Similarly, Hays takes Luke to argue that Gabriel telling Mary that Jesus is to be “called the Son of the Most High God” suggests divinity rather than kingship. Yet the conclusion of that sentence is all about kingship, “and the Lord God will give him the throne of his father David; and he will reign over the house of Jacob forever, and his kingdom will have no end.” Similarly, being conceived, or created, by the Spirit again to me suggests an Adamic echo rather than a divine one.
While I agree entirely on the overall point regarding Biblical evidence for Jesus’s divinity, in his enthusiasm to press the case, I think that Hays presses some of the evidence harder than it will stand.
Given the brevity of the book it is probably unfair of me to whine about what Hays does not discuss. I won’t let that stop me, however, in the hopes that the more-extended treatment of the subject which Hays promises will fill in the gaps. In particular, I hope that Moses and the Torah receive extended treatment in Hays future book.

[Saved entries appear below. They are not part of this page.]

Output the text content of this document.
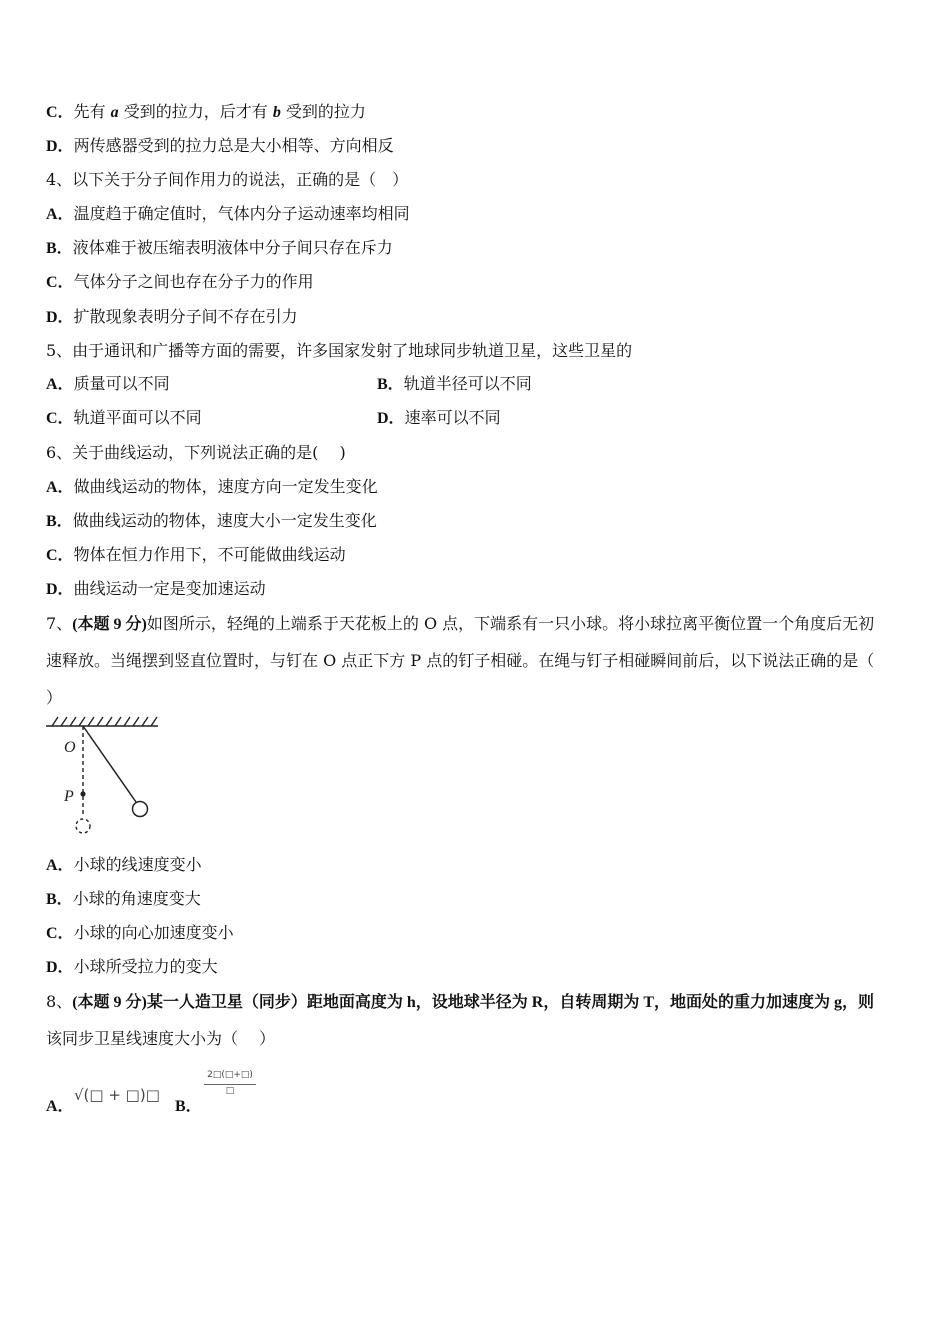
C．先有 a 受到的拉力，后才有 b 受到的拉力
D．两传感器受到的拉力总是大小相等、方向相反
4、以下关于分子间作用力的说法，正确的是（　）
A．温度趋于确定值时，气体内分子运动速率均相同
B．液体难于被压缩表明液体中分子间只存在斥力
C．气体分子之间也存在分子力的作用
D．扩散现象表明分子间不存在引力
5、由于通讯和广播等方面的需要，许多国家发射了地球同步轨道卫星，这些卫星的
A．质量可以不同	B．轨道半径可以不同
C．轨道平面可以不同	D．速率可以不同
6、关于曲线运动，下列说法正确的是(　 )
A．做曲线运动的物体，速度方向一定发生变化
B．做曲线运动的物体，速度大小一定发生变化
C．物体在恒力作用下，不可能做曲线运动
D．曲线运动一定是变加速运动
7、(本题 9 分)如图所示，轻绳的上端系于天花板上的 O 点，下端系有一只小球。将小球拉离平衡位置一个角度后无初
速释放。当绳摆到竖直位置时，与钉在 O 点正下方 P 点的钉子相碰。在绳与钉子相碰瞬间前后，以下说法正确的是（
）
O
P
A．小球的线速度变小
B．小球的角速度变大
C．小球的向心加速度变小
D．小球所受拉力的变大
8、(本题 9 分)某一人造卫星（同步）距地面高度为 h，设地球半径为 R，自转周期为 T，地面处的重力加速度为 g，则
该同步卫星线速度大小为（　 ）
A．
√(□ + □)□
B．
2□(□+□)
□
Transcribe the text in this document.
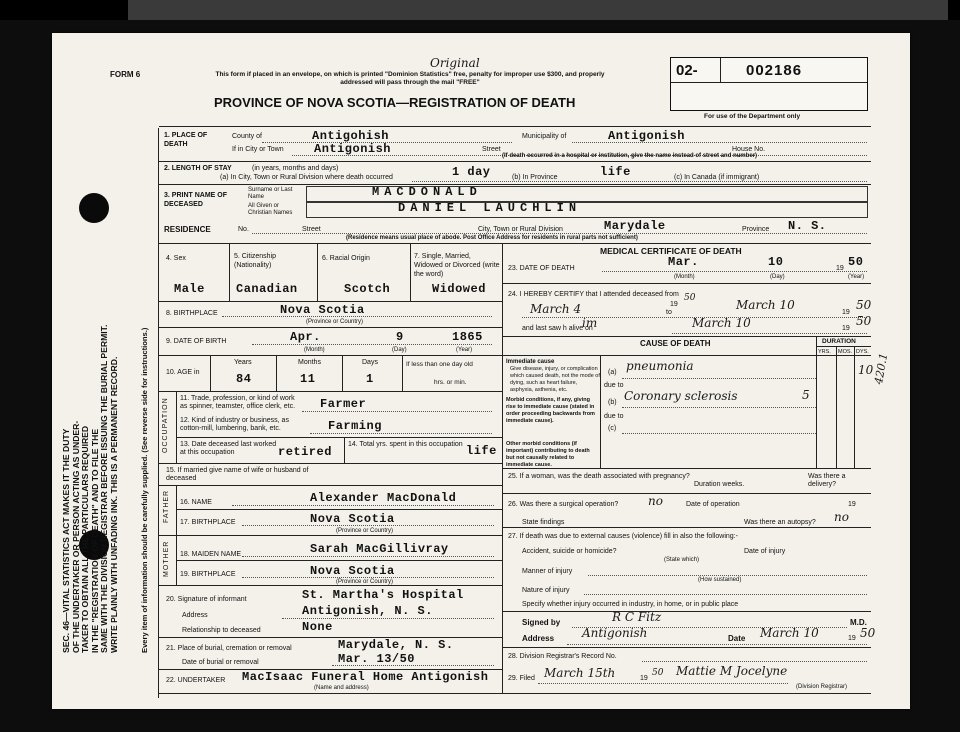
SEC. 46—VITAL STATISTICS ACT MAKES IT THE DUTY OF THE UNDERTAKER OR PERSON ACTING AS UNDER- TAKER TO OBTAIN ALL THE PARTICULARS REQUIRED IN THE "REGISTRATION OF DEATH" AND TO FILE THE SAME WITH THE DIVISION REGISTRAR BEFORE ISSUING THE BURIAL PERMIT. WRITE PLAINLY WITH UNFADING INK. THIS IS A PERMANENT RECORD.	Every item of information should be carefully supplied. (See reverse side for instructions.)
FORM 6	This form if placed in an envelope, on which is printed "Dominion Statistics" free, penalty for improper use $300, and properly addressed will pass through the mail "FREE"
Original
PROVINCE OF NOVA SCOTIA—REGISTRATION OF DEATH
02-	002186
For use of the Department only
1. PLACE OF DEATH
County of	Antigohish	Municipality of	Antigonish
If in City or Town	Antigonish	Street	House No.
(If death occurred in a hospital or institution, give the name instead of street and number)
2. LENGTH OF STAY	(in years, months and days)
(a) In City, Town or Rural Division where death occurred	1 day	(b) In Province	life	(c) In Canada (if immigrant)
3. PRINT NAME OF DECEASED
Surname or Last Name
All Given or Christian Names
MACDONALD
DANIEL LAUCHLIN
RESIDENCE	No.	Street	City, Town or Rural Division	Marydale	Province N. S.
(Residence means usual place of abode. Post Office Address for residents in rural parts not sufficient)
4. Sex	5. Citizenship (Nationality)
6. Racial Origin	7. Single, Married, Widowed or Divorced (write the word)
Male	Canadian	Scotch	Widowed
8. BIRTHPLACE	Nova Scotia
(Province or Country)
9. DATE OF BIRTH	Apr.	9	1865
(Month)	(Day)	(Year)
10. AGE in
Years	Months	Days
84	11	1
If less than one day old
hrs. or min.
OCCUPATION 11. Trade, profession, or kind of work as spinner, teamster, office clerk, etc.	Farmer
12. Kind of industry or business, as cotton-mill, lumbering, bank, etc.	Farming
13. Date deceased last worked at this occupation	retired
14. Total yrs. spent in this occupation life
15. If married give name of wife or husband of deceased
FATHER
MOTHER
16. NAME	Alexander MacDonald
17. BIRTHPLACE	Nova Scotia
(Province or Country)
18. MAIDEN NAME	Sarah MacGillivray
19. BIRTHPLACE	Nova Scotia
(Province or Country)
20. Signature of informant	St. Martha's Hospital
Address	Antigonish, N. S.
Relationship to deceased	None
21. Place of burial, cremation or removal	Marydale, N. S.
Date of burial or removal	Mar. 13/50
22. UNDERTAKER MacIsaac Funeral Home Antigonish
(Name and address)
MEDICAL CERTIFICATE OF DEATH
23. DATE OF DEATH	Mar.	10	19 50
(Month)	(Day)	(Year)
24. I HEREBY CERTIFY that I attended deceased from
March 4	to
March 10
19
50
19
50
and last saw h alive on
im	March 10	19
50
CAUSE OF DEATH	DURATION
YRS. MOS. DYS.
Immediate cause
Give disease, injury, or complication which caused death, not the mode of dying, such as heart failure, asphyxia, asthenia, etc.
(a) pneumonia
due to
10
Morbid conditions, if any, giving rise to immediate cause (stated in order proceeding backwards from immediate cause).
(b) Coronary sclerosis	5
due to
(c)
Other morbid conditions (if important) contributing to death but not causally related to immediate cause.
420.1
25. If a woman, was the death associated with pregnancy?
Duration weeks.
Was there a delivery?
26. Was there a surgical operation? no	Date of operation	19
State findings	Was there an autopsy? no
27. If death was due to external causes (violence) fill in also the following:-
Accident, suicide or homicide?	Date of injury
(State which)
Manner of injury
(How sustained)
Nature of injury
Specify whether injury occurred in industry, in home, or in public place
Signed by	R C Fitz	M.D.
Address Antigonish	Date March 10	19 50
28. Division Registrar's Record No.
29. Filed March 15th	19
50 Mattie M Jocelyne
(Division Registrar)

To be sure, the figural relationship between OT animal sacrifice and Jesus’s sacrifice are explicitly taught in the NT. Yet there would seem to be so much more. For example, the purity laws relating to hemorrhaging women (Lev 15) and dead bodies (Nm 19) would seem to be to provide background to Jesus’ healing of the hemorrhaging woman and the raising of Jarius’s daughter, recorded in several of the Gospels. In both cases impurity would have been communicated to the person touched by the woman and by the person entering a house in which there was a dead body. This would have necessitated exclusion from the assembly for a period of time, and until a baptism. Yet, significantly, Jesus’ miracles invert the expected outcomes: not only is Jesus not defiled by the respective contacts, instead healing and life proceed from him to the woman and to the girl. Thinking both about the purpose of those laws in the OT, and the inversion of the OT expectation by the work of Jesus, suggestively points to the profound changes Jesus brings to a fallen world.
None of this is intended to be churlish about the book at hand. It is a slender volume, but, just like Jesus’ words to the disciples on the road to Emmaus, it opens up the Scriptures, Old as well as New.
James R. Rogers is Associate Professor of Political Science at Texas A&M University.